Generating the best returns will be about identifying the strongest companies early on.
“We’re just laser-focused on finding companies that can grow regardless of the cycle,” he says.
“Our strategy is to invest in undervalued growth companies with catalysts to re-rate. A catalyst could be understanding a change in the growth trajectory. We need to understand why that’s happening, how sustainable it is and where the business could be in five years.”
‘I’m lucky to be in the industry’
Yao now sits on the board of the UNSW Foundation, which is the philanthropic arm of the university chaired by David Gonski.
“University was a very important juncture in my life, where I solidified my passion for funds management, but also, most importantly, where I met my wife.”
He says the board work involves meetings and driving awareness around university funding, with philanthropic activities also part of the culture at Wilson.
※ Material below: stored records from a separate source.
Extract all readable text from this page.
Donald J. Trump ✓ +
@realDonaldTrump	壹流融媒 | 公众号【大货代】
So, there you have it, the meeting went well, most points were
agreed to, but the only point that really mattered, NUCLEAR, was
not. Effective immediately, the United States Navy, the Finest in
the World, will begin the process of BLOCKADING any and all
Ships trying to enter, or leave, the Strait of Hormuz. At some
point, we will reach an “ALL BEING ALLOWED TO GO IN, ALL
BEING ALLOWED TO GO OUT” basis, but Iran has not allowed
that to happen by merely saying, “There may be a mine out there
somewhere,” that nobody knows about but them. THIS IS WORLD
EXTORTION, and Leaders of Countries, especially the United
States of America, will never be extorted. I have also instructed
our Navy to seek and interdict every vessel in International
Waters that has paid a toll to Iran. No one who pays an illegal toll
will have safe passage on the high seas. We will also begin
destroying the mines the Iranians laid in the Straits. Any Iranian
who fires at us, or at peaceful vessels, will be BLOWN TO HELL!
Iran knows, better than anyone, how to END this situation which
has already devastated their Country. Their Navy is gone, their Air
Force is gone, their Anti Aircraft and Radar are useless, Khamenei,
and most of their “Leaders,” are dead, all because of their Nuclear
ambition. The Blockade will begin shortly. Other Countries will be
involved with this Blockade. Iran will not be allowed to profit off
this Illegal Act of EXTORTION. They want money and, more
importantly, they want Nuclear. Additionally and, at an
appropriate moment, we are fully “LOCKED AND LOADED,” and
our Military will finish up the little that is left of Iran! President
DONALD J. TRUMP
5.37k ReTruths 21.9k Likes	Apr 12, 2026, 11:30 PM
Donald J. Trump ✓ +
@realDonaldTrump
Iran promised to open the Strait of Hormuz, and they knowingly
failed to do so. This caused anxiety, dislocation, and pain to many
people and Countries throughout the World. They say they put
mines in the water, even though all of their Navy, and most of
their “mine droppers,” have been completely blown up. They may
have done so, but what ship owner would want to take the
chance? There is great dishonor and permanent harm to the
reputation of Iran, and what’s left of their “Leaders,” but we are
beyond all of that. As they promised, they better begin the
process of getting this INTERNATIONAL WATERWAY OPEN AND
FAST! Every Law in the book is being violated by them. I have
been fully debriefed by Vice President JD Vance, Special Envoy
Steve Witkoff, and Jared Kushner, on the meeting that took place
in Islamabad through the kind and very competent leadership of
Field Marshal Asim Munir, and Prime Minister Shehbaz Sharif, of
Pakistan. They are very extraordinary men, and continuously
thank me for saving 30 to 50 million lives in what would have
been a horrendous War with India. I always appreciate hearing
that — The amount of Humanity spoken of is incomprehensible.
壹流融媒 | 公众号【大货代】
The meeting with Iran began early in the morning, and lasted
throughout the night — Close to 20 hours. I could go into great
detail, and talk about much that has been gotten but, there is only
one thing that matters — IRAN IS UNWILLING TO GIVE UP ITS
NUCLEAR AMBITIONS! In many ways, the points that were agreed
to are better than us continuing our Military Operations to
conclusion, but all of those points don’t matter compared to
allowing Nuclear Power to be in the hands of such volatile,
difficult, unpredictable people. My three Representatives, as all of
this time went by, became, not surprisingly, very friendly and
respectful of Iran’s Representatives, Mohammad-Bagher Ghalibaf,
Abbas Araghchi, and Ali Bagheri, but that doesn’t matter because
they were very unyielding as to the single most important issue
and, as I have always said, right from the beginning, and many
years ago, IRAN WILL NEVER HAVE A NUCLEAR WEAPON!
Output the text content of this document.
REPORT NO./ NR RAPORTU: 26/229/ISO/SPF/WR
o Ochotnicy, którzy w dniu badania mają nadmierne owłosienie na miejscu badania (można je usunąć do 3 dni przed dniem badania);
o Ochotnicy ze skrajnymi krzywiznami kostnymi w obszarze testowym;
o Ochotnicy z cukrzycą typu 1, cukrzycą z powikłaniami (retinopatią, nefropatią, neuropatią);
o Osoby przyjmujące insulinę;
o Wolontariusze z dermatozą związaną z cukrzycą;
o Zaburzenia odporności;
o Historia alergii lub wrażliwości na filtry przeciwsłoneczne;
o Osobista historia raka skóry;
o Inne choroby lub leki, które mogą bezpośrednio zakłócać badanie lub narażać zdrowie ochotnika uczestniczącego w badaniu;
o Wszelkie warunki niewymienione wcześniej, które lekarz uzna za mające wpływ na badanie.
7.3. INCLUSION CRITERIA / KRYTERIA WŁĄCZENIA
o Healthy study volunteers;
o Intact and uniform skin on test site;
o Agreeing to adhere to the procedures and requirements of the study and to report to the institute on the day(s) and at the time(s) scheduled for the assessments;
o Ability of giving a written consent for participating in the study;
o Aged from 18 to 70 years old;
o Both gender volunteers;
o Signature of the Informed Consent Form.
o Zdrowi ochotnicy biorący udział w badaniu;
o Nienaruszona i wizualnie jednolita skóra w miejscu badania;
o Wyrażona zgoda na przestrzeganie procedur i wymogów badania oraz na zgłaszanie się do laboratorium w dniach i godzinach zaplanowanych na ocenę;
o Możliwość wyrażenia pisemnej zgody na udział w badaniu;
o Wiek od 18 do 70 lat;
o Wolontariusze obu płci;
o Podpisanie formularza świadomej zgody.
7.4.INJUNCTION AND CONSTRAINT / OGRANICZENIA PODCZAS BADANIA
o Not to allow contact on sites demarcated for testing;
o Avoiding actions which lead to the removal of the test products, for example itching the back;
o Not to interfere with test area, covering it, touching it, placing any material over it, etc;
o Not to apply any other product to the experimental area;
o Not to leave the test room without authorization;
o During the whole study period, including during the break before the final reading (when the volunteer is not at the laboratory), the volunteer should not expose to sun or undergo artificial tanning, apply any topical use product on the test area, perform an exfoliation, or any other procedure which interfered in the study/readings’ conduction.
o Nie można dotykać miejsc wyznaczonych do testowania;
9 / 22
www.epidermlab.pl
“Our founder, Geoff Wilson, is active in the philanthropy space. He founded the Future Generation companies and he really encourages everyone to pursue our passions.”
Another of Yao’s passions is basketball, although he has less time to indulge it with friends now. He says he views it, like investing, as a team sport where professionals play off each other.
“But even retail investors have their network of mates who they talk to about the stock market, and it’s just extremely enjoyable.
“Not only the mental challenge, but the opportunity to interact with brilliant minds who share the same interest. I’m lucky to be in the industry I’m in every day.”